Predicting multiallelic genes using unphased and flanking single nucleotide polymorphisms.

Publication Type:

Journal Article


Genetic epidemiology, Volume 35, Issue 2, p.85-92 (2011)


2011, Alleles, Center-Authored Paper, Clinical Research Division, Cohort Studies, Genetic Techniques, Genetics, Population, Genomics Core Facility, Haplotypes, HLA Antigens, HLA-A Antigens, HLA-B Antigens, HLA-C Antigens, HLA-DQ Antigens, HLA-DR Antigens, Humans, Molecular Epidemiology, Polymorphism, Genetic, Polymorphism, Single Nucleotide, Public Health Sciences Division, Reproducibility of Results, Research Trials Office Core Facility - Biostatistics Service, Shared Resources


Recent advances in genotyping technologies have enabled genomewide association studies (GWAS) of many complex traits including autoimmune disease, infectious disease, cancer and heart disease. To facilitate interpretations and establish biological basis, it could be advantageous to identify alleles of functional genes, beyond just single nucleotide polymorphisms (SNPs) within or nearby genes. Leslie et al. ([2008] Am J Hum Genet 82:48–56) have proposed an Identity-by-Decent method (IBD-based) for predicting human leukocyte antigen (HLA) alleles (multiallelic and highly polymorphic) with SNP data, and predictions have achieved a satisfactory accuracy on the order of 97%. Building upon their success, we introduce a complementary method for predicting highly polymorphic alleles using unphased SNP data as the training data set. Due to its generality and flexibility, the new method is readily applicable to large population studies.
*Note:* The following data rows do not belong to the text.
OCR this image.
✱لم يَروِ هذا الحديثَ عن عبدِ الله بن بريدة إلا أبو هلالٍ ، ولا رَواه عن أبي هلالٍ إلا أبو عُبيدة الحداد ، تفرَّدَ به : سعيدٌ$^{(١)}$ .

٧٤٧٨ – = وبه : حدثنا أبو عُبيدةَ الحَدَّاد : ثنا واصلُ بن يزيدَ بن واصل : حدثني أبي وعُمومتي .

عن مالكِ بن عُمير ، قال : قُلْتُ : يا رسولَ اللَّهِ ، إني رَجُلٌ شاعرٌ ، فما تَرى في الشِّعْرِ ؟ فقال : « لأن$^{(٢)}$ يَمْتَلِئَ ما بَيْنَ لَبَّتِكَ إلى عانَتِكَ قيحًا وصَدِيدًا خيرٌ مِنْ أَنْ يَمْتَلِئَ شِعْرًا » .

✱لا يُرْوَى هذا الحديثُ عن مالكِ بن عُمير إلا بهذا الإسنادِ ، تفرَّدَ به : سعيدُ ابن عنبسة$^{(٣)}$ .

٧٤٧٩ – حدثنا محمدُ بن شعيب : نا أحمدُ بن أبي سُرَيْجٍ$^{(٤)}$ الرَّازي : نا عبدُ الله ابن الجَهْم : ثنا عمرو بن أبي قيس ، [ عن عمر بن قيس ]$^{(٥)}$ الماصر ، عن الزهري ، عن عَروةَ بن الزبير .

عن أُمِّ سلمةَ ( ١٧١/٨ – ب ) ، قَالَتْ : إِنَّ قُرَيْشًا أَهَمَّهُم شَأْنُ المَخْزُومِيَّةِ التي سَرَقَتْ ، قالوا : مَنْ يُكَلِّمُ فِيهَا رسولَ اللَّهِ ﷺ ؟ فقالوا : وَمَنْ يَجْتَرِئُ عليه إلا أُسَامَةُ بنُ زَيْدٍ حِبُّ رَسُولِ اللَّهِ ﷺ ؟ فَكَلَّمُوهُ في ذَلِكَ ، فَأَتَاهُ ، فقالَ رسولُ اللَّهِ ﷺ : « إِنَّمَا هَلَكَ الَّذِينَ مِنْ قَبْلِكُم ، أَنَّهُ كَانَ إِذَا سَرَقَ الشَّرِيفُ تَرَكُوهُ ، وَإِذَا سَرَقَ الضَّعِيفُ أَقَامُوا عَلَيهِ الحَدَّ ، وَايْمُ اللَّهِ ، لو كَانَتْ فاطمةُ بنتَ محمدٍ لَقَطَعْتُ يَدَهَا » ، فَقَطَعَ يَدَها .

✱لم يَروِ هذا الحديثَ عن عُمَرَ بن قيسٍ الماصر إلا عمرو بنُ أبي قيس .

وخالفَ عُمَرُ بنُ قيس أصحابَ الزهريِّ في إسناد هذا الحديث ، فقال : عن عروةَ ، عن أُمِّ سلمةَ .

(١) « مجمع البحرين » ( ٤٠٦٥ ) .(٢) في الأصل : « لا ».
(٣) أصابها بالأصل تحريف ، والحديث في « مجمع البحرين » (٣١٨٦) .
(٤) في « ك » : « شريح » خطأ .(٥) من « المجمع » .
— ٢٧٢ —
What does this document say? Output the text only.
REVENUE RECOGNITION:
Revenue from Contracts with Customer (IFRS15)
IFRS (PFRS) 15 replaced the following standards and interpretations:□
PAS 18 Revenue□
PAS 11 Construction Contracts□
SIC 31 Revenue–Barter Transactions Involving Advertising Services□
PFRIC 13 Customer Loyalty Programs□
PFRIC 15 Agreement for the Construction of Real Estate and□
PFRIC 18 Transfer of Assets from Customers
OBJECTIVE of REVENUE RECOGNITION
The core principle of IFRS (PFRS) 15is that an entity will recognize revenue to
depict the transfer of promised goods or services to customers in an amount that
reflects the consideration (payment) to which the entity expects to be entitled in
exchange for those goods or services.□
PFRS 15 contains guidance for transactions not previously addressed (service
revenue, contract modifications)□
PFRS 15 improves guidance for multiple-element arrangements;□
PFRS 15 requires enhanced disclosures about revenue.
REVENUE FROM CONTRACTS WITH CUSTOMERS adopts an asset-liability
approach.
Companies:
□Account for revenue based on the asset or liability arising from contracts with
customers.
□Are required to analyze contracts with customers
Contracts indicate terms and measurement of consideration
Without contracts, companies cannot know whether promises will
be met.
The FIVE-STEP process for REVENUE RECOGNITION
Applying it to HLA genes in a cohort of 630 healthy individuals as a training set, we constructed predictive models for HLA-A, B, C, DRB1 and DQB1. Then, we performed a validation study with another cohort of 630 healthy individuals, and the predictive models achieved predictive accuracies for HLA alleles defined at intermediate or high resolution ranging as high as (100%, 97%) for HLA-A, (98%, 96%) for B, (98%, 98%) for C, (97%, 96%) for DRB1 and (98%, 95%) for DQB1, respectively. These preliminary results suggest the feasibility of predicting other polymorphic genetic alleles, since HLA loci are almost certainly among most polymorphic genes.